A second person has been arrested, police said yesterday, even as the results of post-mortem examinations revealed that the mother and her two children, who were found brutally murdered on Saturday evening in their Anna Catherina home, died of haemorrhagic shock due to the wounds they received.
Jennifer Persaud, 41, and her sons Afridi Bacchus, 6, and Jadon Persaud 18 months were discovered on Saturday evening in the woman’s bedroom with stabs wounds and slit throats. The woman was found lying in a pool of blood on her bed, clad in nightwear, with the body of the older child strung over her. The infant was found on the ground beside the bed also in a pool of blood with his neck partially severed.
Police yesterday told Stabroek News that two persons are currently in custody assisting with investigations.
The woman’s 23-year-old partner, and father of her youngest child, from whom she had recently separated, was taken into police custody when he turned up at the scene on Saturday evening.
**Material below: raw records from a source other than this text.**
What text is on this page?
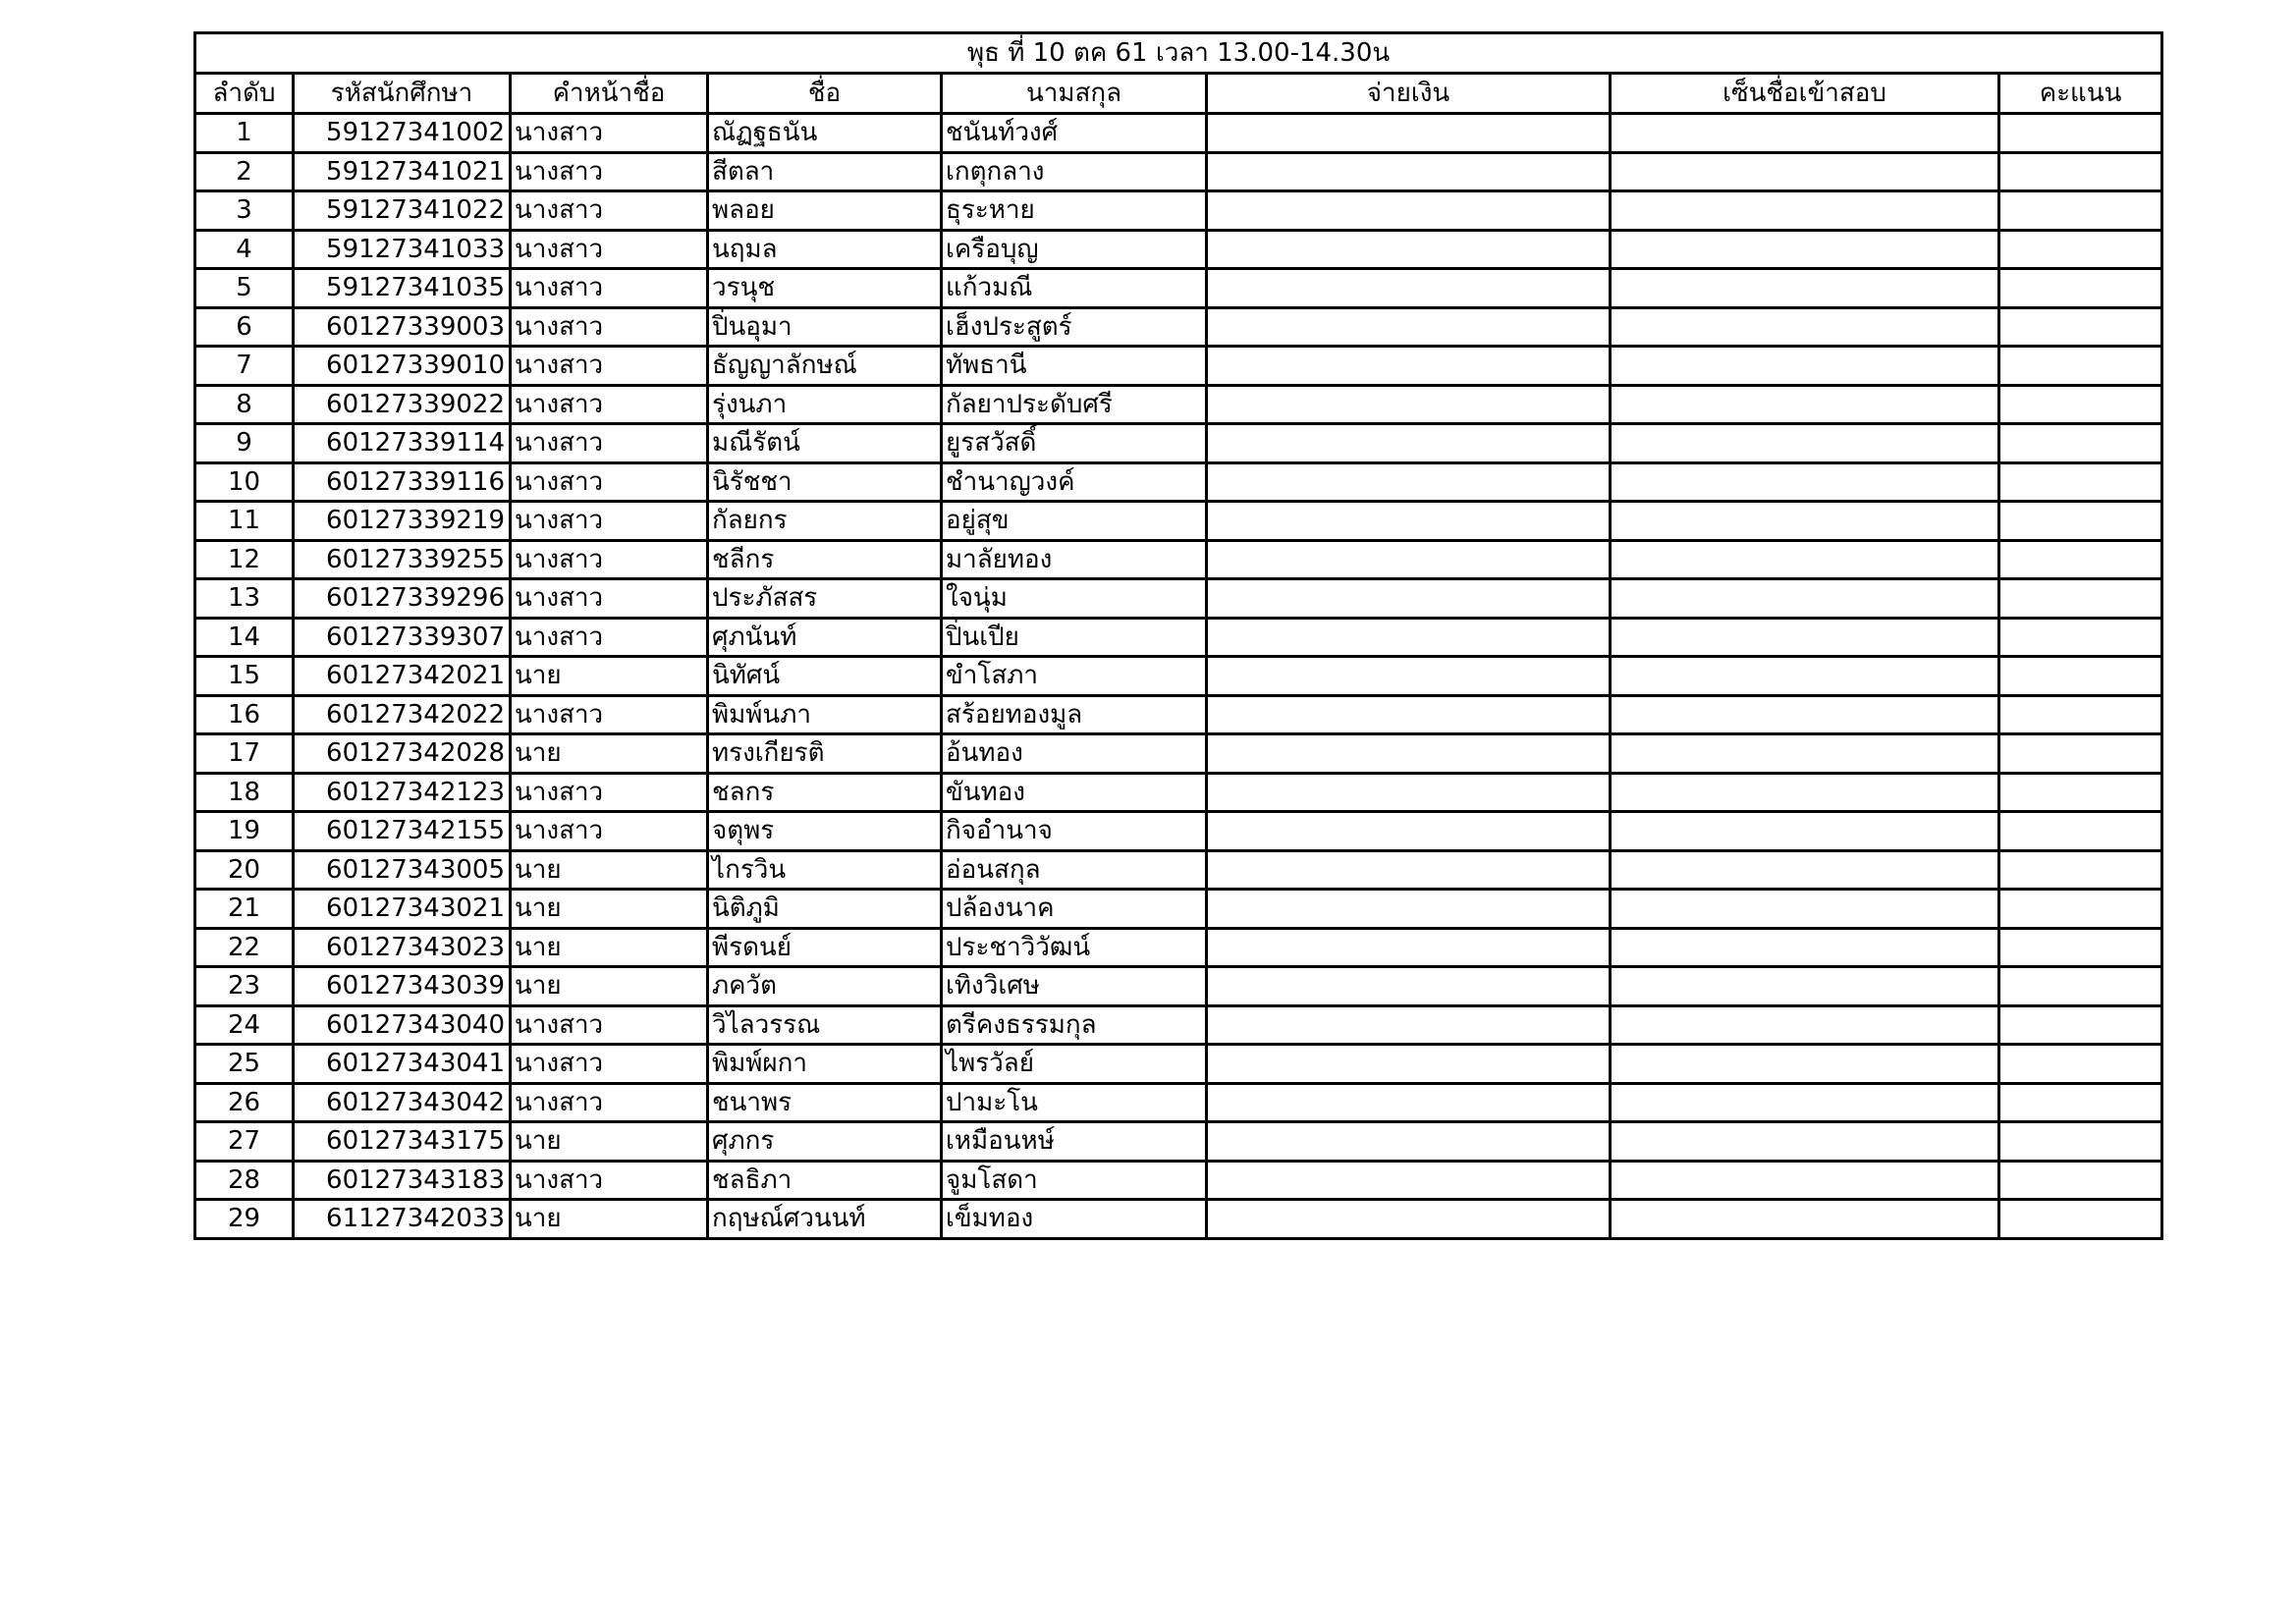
พุธ ที่ 10 ตค 61 เวลา 13.00-14.30น							
ลำดับ	รหัสนักศึกษา	คำหน้าชื่อ	ชื่อ	นามสกุล	จ่ายเงิน	เซ็นชื่อเข้าสอบ	คะแนน
1	59127341002	นางสาว	ณัฏฐธนัน	ชนันท์วงศ์			
2	59127341021	นางสาว	สีตลา	เกตุกลาง			
3	59127341022	นางสาว	พลอย	ธุระหาย			
4	59127341033	นางสาว	นฤมล	เครือบุญ			
5	59127341035	นางสาว	วรนุช	แก้วมณี			
6	60127339003	นางสาว	ปิ่นอุมา	เฮ็งประสูตร์			
7	60127339010	นางสาว	ธัญญาลักษณ์	ทัพธานี			
8	60127339022	นางสาว	รุ่งนภา	กัลยาประดับศรี			
9	60127339114	นางสาว	มณีรัตน์	ยูรสวัสดิ์			
10	60127339116	นางสาว	นิรัชชา	ชำนาญวงค์			
11	60127339219	นางสาว	กัลยกร	อยู่สุข			
12	60127339255	นางสาว	ชลีกร	มาลัยทอง			
13	60127339296	นางสาว	ประภัสสร	ใจนุ่ม			
14	60127339307	นางสาว	ศุภนันท์	ปิ่นเปีย			
15	60127342021	นาย	นิทัศน์	ขำโสภา			
16	60127342022	นางสาว	พิมพ์นภา	สร้อยทองมูล			
17	60127342028	นาย	ทรงเกียรติ	อ้นทอง			
18	60127342123	นางสาว	ชลกร	ขันทอง			
19	60127342155	นางสาว	จตุพร	กิจอำนาจ			
20	60127343005	นาย	ไกรวิน	อ่อนสกุล			
21	60127343021	นาย	นิติภูมิ	ปล้องนาค			
22	60127343023	นาย	พีรดนย์	ประชาวิวัฒน์			
23	60127343039	นาย	ภควัต	เทิงวิเศษ			
24	60127343040	นางสาว	วิไลวรรณ	ตรีคงธรรมกุล			
25	60127343041	นางสาว	พิมพ์ผกา	ไพรวัลย์			
26	60127343042	นางสาว	ชนาพร	ปามะโน			
27	60127343175	นาย	ศุภกร	เหมือนหษ์			
28	60127343183	นางสาว	ชลธิภา	จูมโสดา			
29	61127342033	นาย	กฤษณ์ศวนนท์	เข็มทอง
Relatives had related that two bags packed with clothing for the infant had been found.
The mother of six was the owner of a thriving liquor store in her community, but had shared a tumultuous two-year relationship with her partner, neighbours and relatives reported.
She had recently evicted him after a fight. “He does ill treat she a lot because a lot of people does talk about it,” her daughter Angela told this newspaper.
Relatives on Saturday became worried after they had not heard from the woman all day and calls to her home went unanswered.
This, along with the fact that the last time they had heard from her was around 2 pm on Friday and that the business remained closed on its busiest day, Saturday, saw them travelling from the East Bank Demerara to visit her. After calls still went unanswered, relatives climbed into the house. It was then they made the gruesome discovery.
Six-year-old Afridi did not live with his mother and was visiting her after his father left him for the weekend.
Persaud was described as industrious as she had had toiled to get her economic life to what it now is after poor beginnings. “She is a hard-working woman. She come here with nothing, she work very hard to build this up, now she have to leave it,” said her daughter Angela.
Persaud moved to Anna Catherina, from the East Coast Demerara, after splitting up with her first husband and rented a place in the community and opened a shop. “From working in that shop deh, she buy this land empty with a lil house and that’s how she build… she work and build this she self,” Angela added.